The IRS has come up with a clever plan to offset the deficit-creating effects of the Bush tax cuts: More scrutiny of the poor!

The Internal Revenue Service is planning to ask more than four million of the working poor who now claim a special tax credit to provide the most exhaustive proof of eligibility ever demanded of any class of taxpayers….The I.R.S., trying to prevent errors and cheating, says it needs greater proof of eligibility months before people claim the credit on their tax returns because its efforts to find errors through audits after the fact have not worked. Treasury officials estimate that $6.5 billion to $10 billion is lost to improper payments each year…President Bush has praised the tax credit. But his administration has also complained about fraud, and the president has asked Congress for $100 million and 650 new employees to identify potentially erroneous claims before any money is paid out. There is a similar effort with federally subsidized school lunches.

The program they are referring to is the Earned Income Tax Credit (EITC), a program both sides of the aisle have long applauded.
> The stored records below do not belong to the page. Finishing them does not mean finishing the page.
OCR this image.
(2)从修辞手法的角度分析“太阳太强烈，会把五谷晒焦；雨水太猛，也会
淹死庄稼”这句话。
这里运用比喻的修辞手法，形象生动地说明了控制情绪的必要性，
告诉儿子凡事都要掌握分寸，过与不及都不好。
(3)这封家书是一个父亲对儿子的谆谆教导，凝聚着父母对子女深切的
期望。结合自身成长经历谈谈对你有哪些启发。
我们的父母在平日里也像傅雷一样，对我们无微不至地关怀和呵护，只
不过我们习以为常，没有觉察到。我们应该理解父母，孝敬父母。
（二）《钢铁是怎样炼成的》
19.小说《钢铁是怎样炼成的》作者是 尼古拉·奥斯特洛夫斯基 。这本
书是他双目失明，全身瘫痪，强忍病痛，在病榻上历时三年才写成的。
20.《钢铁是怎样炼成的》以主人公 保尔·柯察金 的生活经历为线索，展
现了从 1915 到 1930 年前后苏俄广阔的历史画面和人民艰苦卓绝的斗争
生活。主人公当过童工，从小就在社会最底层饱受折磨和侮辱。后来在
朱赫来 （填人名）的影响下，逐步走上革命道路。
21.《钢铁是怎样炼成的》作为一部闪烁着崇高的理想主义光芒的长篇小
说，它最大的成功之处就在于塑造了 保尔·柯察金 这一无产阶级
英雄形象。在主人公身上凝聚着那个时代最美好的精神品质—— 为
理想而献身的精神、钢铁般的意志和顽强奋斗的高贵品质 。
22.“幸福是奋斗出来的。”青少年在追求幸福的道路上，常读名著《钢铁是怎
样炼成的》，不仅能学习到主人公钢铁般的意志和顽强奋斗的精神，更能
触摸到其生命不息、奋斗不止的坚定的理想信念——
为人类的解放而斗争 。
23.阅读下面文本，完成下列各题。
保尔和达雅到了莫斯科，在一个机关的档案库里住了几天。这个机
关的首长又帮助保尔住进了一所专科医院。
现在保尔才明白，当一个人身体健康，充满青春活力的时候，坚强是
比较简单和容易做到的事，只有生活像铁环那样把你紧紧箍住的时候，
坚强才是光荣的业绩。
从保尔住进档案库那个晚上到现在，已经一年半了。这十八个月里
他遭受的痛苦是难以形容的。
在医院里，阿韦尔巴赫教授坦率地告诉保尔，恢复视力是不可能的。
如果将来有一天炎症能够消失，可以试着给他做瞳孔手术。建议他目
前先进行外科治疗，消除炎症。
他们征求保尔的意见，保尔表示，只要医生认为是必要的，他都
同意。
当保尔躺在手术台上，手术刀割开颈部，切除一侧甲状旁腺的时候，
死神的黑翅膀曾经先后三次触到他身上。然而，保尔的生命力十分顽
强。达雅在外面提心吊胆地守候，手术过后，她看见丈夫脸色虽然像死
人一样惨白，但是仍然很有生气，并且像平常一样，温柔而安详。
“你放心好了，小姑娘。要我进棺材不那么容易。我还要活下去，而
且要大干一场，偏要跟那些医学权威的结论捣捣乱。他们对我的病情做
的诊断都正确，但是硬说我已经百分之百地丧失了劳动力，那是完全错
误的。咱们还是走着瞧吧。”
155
The logic of the EITC, as opposed to welfare, is that it increases rather than decreases the benefit of working. Suppose a person could work or not work. If they work then they get $1000; if they don’t work, they get $600 in welfare benefits. That makes the pecuniary value of work $400, and it costs the government $600 per person who decides not to work. The EITC turns this math around, by paying poor people (only those with children, I think) to work. Say we give $300 to every family that works under the EITC, while still offering $600 in benefits for the unemployed. Then by working, this hypothetical person gets $1300 a month total, which is $700 more than what they get by not working. Since $700 is a lot more than $400, more people will choose to work. And for each person that works instead of taking the $600, the government saves $300 (the difference in the $600 cost of welfare benefits vs. the $300 cost of the EITC). So discouraging use of the EITC could actually end up costing the government more money, not less (though EITC costs come out of the Federal budget; a large part of welfare benefits is paid out of state coffers). To understand the type of dollars the IRS is looking at, the total cost of the EITC is around $30b or so, about 1/10th of the deficit this year.